A simple model of cardiac muscle for multiscale simulation: Passive mechanics, crossbridge kinetics and calcium regulation

Abstract

A simple model of cardiac muscle was designed for multiscale simulation of heart mechanics. Relaxed cardiac muscle was described as a transversally isotropic hyperelastic material. Active tension caused by actin-myosin crossbridges depends on the ensemble averaged strain of myosin heads bound to actin.
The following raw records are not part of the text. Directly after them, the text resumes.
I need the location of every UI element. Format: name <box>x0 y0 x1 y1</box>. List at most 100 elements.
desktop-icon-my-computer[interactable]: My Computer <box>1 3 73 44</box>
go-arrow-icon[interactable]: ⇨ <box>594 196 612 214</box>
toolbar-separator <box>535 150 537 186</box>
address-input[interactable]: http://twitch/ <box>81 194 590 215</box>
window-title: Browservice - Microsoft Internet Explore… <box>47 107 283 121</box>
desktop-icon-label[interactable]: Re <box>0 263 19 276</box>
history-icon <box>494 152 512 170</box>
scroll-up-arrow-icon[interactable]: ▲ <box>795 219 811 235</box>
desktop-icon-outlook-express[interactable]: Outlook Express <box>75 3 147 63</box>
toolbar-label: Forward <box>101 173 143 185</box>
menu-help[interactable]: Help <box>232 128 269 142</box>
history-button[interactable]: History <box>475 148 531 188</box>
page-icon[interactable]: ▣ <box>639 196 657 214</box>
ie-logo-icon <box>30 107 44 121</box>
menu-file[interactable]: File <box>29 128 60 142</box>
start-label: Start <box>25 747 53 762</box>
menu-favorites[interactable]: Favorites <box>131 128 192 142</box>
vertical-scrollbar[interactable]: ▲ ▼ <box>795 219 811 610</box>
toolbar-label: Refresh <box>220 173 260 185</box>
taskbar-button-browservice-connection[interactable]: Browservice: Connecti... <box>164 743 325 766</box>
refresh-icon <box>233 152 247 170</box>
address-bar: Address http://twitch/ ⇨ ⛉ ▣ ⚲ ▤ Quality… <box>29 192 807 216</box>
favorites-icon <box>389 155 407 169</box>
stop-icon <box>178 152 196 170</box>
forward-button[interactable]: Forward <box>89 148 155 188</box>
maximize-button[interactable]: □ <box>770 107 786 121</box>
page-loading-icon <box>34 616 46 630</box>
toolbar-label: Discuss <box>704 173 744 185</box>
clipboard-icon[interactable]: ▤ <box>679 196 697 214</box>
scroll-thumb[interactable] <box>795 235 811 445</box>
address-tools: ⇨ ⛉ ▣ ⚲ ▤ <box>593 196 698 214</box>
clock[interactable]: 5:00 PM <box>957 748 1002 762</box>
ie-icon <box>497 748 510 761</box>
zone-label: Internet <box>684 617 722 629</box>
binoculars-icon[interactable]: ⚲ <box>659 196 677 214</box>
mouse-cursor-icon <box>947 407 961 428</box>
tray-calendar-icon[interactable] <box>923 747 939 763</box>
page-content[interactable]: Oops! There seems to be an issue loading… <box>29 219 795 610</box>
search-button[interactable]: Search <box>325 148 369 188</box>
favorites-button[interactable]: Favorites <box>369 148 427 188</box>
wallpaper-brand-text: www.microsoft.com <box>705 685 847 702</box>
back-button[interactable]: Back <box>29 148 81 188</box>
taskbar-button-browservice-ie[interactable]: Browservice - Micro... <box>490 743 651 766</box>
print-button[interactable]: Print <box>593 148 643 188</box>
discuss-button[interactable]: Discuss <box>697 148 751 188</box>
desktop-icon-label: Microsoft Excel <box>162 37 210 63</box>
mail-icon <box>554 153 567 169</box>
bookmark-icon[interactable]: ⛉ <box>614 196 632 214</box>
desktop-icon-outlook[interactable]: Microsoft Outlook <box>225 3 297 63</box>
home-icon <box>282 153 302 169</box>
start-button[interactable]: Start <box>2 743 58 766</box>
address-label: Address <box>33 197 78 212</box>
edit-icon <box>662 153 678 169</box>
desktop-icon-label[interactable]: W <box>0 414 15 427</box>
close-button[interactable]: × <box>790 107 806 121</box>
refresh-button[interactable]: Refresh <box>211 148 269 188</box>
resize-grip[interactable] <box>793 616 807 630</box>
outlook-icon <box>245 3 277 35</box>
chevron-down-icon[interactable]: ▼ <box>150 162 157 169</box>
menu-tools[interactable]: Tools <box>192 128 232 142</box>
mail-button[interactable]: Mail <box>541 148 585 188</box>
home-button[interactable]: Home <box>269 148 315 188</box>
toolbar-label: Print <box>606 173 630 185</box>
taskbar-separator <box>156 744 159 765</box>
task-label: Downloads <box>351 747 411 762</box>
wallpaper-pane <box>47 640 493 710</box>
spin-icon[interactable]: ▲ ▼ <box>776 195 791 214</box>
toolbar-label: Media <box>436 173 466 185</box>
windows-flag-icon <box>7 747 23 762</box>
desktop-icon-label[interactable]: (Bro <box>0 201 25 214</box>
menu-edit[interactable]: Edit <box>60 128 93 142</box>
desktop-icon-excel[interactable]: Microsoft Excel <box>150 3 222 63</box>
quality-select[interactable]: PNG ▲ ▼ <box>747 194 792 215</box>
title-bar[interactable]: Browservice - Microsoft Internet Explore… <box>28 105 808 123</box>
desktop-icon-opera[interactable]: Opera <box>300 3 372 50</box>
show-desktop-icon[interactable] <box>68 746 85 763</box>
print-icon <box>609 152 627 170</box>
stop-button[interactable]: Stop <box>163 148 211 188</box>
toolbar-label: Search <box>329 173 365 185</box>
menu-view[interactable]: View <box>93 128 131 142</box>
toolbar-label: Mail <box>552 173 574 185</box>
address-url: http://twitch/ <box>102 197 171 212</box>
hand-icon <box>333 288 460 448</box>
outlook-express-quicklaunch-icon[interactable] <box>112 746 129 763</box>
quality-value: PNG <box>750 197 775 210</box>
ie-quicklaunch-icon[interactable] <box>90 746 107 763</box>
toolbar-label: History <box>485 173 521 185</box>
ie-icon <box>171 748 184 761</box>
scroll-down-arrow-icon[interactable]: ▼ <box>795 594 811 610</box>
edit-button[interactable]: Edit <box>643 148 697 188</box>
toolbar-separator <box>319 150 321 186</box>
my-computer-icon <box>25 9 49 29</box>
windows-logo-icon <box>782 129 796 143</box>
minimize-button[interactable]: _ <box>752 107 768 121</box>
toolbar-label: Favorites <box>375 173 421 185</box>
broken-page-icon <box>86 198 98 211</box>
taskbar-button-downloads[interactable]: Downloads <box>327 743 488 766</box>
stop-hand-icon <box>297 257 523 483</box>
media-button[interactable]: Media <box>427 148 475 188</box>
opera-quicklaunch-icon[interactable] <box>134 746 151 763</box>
Calcium activation was modeled by Ca2+ binding to troponin-C. To account for the dependence of troponin affinity for Ca2+ on myosin heads strongly bound to actin, the kinetics of troponin binding to Ca2+ in the overlap zone of the thin and thick filaments and outside it were separated. The changes in the length of these zones during muscle shortening or lengthening were accounted for explicitly. Simplified version of the model contains only 5 ordinary differential equations (ODE). Model parameters were estimated from a limited set of experiments with skeletal and cardiac muscle. Simulations have shown that model reproduces qualitatively a number of experimental observations: steady-state force-velocity and stiffness-velocity relations; mechanical responses to step changes in muscle length or load; steep Ca2+-tension relationship and its dependence on sarcomere length tension (the Frank-Starling mechanism); tension, shortening and Ca2+-transients in twitch isometric and isotonic contractions, tension development and redevelopment upon fast change in Ca2+ concentration or muscle release followed by re-stretch. We believe that the model can be effectively used for modeling contraction and relaxation of the heart.